Dr. Ziranovic laid out his grand plans to offer Pelva and Titi permanent residence at the hospital if she were willing to share her miracle gases to heal sick townsfolk. They would eat three hot meals a day prepared by the finest Serbian chefs. They would have their own bedrooms and freshly laundered clothes. They could have any toys they wanted. No more begging. No more cold nights sleeping outside as the howling mountain winds crept over their shivering bodies.

As the good doctor spoke, Pelva stared out the office window at the jubilant crowds outside who were pressing their faces against the glass trying to get a peek at the miracle girl. Up until this morning, they all hated her. Now they were willing to beg her to stay, to give her all the things she needed but that they’d always denied her.

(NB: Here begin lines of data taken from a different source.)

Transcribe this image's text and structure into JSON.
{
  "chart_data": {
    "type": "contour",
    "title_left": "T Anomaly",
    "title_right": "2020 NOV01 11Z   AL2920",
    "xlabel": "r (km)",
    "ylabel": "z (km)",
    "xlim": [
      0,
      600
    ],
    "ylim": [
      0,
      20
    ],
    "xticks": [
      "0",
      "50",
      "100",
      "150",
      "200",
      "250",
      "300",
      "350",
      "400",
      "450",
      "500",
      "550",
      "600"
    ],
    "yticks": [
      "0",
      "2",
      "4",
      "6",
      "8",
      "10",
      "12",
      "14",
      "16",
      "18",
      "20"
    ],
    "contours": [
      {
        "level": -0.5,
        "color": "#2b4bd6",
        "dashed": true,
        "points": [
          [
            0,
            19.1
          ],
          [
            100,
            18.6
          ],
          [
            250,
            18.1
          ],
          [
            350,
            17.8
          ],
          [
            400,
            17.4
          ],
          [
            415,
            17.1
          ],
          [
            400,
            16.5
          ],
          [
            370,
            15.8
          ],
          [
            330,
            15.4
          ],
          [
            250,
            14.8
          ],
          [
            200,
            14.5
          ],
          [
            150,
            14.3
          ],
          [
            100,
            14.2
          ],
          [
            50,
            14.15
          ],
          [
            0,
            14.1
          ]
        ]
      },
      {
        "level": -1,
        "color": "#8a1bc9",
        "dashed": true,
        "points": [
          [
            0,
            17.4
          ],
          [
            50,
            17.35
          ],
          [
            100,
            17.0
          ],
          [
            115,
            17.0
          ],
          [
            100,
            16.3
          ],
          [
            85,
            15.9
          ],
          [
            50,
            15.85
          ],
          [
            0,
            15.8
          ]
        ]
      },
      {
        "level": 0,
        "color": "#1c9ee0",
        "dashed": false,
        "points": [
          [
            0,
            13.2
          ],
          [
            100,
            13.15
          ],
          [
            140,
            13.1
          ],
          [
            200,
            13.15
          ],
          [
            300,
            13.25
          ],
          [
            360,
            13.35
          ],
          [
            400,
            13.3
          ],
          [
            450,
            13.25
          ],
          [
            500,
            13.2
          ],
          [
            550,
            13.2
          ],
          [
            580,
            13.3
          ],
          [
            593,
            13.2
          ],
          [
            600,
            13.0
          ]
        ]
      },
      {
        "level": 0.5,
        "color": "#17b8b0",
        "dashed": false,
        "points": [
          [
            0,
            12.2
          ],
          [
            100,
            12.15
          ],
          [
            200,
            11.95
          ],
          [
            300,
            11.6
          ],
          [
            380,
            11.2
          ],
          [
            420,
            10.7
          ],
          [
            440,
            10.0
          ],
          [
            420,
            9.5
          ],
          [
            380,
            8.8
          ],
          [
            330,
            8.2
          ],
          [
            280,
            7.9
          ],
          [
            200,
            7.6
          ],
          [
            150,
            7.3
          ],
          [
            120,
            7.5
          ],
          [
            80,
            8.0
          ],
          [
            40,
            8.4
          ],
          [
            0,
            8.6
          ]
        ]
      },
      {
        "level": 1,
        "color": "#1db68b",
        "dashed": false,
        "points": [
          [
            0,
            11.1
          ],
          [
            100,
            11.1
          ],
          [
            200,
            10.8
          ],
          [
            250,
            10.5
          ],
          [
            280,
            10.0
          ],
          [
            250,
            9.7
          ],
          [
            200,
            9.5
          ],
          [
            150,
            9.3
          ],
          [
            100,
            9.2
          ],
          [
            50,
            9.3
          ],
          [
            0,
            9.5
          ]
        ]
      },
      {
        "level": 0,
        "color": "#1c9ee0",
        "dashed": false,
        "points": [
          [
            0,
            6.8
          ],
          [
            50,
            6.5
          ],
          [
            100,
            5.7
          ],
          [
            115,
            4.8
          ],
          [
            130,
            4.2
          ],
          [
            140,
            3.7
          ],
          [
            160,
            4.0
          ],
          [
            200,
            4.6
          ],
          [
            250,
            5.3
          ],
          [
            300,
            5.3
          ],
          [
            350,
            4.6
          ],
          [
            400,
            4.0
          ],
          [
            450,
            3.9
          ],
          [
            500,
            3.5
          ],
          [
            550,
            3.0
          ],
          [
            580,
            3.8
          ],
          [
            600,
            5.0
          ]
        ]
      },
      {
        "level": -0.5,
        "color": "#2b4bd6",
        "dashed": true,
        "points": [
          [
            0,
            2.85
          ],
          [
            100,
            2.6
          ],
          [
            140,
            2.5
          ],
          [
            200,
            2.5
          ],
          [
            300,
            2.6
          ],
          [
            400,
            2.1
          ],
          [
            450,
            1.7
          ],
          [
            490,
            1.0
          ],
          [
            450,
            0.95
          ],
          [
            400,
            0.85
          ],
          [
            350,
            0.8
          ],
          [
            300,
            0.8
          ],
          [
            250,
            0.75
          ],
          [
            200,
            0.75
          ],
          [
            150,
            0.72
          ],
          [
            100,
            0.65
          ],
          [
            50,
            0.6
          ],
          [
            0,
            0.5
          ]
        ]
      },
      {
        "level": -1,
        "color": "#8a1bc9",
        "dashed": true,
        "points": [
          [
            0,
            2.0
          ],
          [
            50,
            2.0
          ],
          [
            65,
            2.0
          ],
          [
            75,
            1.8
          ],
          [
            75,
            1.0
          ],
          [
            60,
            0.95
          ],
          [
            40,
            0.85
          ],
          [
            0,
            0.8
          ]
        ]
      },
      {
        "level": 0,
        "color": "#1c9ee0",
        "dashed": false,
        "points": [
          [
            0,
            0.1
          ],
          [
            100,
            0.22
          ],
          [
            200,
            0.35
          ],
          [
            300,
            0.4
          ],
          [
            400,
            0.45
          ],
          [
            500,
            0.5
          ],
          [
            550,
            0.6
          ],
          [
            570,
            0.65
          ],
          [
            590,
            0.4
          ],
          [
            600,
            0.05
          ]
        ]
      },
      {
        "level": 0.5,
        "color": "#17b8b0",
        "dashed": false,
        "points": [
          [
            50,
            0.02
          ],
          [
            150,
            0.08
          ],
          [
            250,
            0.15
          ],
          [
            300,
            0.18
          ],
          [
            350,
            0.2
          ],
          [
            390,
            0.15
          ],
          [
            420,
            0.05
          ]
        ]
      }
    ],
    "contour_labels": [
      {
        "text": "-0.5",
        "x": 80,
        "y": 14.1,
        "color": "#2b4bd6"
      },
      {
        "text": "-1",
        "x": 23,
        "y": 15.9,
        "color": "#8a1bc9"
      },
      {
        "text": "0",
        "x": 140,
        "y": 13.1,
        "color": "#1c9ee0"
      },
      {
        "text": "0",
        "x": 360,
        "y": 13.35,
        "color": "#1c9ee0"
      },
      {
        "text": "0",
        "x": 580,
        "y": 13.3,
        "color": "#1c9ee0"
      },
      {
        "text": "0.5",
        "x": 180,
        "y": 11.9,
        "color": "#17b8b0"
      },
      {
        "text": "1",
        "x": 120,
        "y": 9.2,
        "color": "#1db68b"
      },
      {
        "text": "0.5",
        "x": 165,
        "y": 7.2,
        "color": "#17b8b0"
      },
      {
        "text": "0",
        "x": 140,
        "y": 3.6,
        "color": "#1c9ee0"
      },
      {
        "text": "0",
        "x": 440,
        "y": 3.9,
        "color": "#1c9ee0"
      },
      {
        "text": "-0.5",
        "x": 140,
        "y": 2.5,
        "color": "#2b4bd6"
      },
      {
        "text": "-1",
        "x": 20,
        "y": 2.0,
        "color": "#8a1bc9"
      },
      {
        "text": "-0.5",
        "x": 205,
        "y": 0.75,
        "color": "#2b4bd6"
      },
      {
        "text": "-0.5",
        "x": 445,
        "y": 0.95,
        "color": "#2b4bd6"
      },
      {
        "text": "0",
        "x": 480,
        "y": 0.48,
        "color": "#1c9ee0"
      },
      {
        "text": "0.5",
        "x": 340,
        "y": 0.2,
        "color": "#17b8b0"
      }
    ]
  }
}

“Mister doctor, I would like a moment alone to speak with my brother,” Pelva said quietly.

“Of course, my darling,” Dr. Ziranovic smiled. “Take a walk through the hospital and have a talk with little Titi. Marko and I will be waiting here for you.”

Pelva grabbed Titi’s hand, briskly walked out the office, down the corridor, down a flight of stairs, and out through the hospital’s back entrance.

“We must go now, Titi,” she said to her mute brother once they were outside. “Our bellies are full. We must now leave this evil town. I have a wonderful new talent that I’d like to share with the world. We will find success and happiness, but it must not be in this town that has been so cruel to us.”

And with that they were on their way toward a newer and happier life. With each step, the town of their birth grew smaller in the distance. After the way they’d treated her and her baby brother, she didn’t even feel they were worth farting on.